With the evening meal in the cooler we took the kids snorkeling near some nearby coral heads. I stayed in the dinghy while Chris and the kids donned their gear and hit the water. A few minutes later Grant's head pops up with a startled look and the cry of "Shark!" Grace needed no encouragement getting back in the dinghy; nearly overturning it in her haste to leave the lagoon to the toothy local gang. I said something about an "itty-bitty Reef Shark" and Chris replied: "Yeah, about two meters." I don't care how docile they are supposed to be. A seven foot shark gets my attention.
The wind was up the next two days. It was a great sailing breeze but we had to wait for a system farther south to clear the route. The lagoon was too choppy for dinghy rides so we just hung-out; The downside to waiting for the low to pass is the lack of wind behind it as the high pressure behind it fills in. The consolation prize was getting to New Zealand without a spanking from the weather gods.
We finally weighed anchor on 11/24 at 1100 in the company of Eagles Wings. Wind Dancer, Free Spirit and Xcaliber. The initial 15 to 20 knots leaving Minerva stayed with us, providing fast sailing in slight seas for two days before going light and coming at us from every direction; making frustrating going. They finally backed from a brisk Easterly (ideal) through North and settled into the Southwest at twenty to twenty five knots for the final twenty four hours. Wet and bumpy but better than a gale... or worse.

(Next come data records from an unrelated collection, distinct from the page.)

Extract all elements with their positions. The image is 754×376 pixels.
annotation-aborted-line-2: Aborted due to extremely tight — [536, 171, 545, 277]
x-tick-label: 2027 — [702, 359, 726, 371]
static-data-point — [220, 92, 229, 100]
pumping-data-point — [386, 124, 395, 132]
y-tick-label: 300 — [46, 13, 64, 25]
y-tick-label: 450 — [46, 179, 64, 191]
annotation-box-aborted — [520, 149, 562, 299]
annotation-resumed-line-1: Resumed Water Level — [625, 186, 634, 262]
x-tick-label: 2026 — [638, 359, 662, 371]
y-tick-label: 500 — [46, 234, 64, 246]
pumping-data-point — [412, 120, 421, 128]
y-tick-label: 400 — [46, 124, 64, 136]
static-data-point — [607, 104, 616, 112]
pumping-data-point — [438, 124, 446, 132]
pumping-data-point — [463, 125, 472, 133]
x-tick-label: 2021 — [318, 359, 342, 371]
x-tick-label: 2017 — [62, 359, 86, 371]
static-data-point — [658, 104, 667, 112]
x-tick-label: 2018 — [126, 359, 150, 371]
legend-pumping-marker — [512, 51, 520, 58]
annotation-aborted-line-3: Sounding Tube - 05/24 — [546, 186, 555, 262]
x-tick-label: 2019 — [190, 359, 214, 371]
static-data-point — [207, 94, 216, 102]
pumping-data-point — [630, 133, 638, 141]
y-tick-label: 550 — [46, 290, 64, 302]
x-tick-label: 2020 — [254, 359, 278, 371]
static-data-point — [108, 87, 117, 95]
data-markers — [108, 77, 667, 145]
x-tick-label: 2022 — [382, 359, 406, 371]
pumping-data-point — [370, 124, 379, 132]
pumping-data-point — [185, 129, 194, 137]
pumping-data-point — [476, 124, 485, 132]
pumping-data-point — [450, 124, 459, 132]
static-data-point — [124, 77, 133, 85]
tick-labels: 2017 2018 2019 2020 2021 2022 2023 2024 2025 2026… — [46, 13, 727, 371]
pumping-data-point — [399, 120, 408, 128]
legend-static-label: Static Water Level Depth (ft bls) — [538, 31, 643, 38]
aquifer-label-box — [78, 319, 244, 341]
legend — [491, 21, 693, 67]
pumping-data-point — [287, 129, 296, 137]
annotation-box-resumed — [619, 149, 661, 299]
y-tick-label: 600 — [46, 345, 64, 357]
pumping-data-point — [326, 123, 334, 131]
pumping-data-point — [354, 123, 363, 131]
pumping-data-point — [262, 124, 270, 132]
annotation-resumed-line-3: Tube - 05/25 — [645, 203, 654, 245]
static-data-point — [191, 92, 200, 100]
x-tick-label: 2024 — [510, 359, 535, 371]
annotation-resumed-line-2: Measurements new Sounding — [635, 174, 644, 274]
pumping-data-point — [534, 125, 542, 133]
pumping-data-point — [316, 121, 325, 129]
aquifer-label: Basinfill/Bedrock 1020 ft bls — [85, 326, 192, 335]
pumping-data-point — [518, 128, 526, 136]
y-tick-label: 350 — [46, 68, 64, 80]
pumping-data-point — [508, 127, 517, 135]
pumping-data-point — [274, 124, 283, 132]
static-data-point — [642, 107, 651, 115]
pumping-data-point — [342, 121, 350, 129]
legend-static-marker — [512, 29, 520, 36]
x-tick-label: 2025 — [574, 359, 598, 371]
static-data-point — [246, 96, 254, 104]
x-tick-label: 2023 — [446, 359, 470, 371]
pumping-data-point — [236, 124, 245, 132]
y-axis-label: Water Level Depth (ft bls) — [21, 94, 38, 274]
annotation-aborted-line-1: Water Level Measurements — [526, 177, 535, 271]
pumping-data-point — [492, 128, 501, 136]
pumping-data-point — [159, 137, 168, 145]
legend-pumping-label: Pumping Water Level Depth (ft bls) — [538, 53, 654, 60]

The Cape Brett light appeared in the pre-dawn of December 3 and we tied up to the Q dock before eight. Check-in was painless. The Kiwi officials are quick and efficient checking in the four boats on the dock before lunch. Other than the usual no-no's like eggs, chicken, etc., they were only interested in the Arizona weed seeds stuck in the netting of our tent. Refugees from our last road trip in the States before leaving Mexico.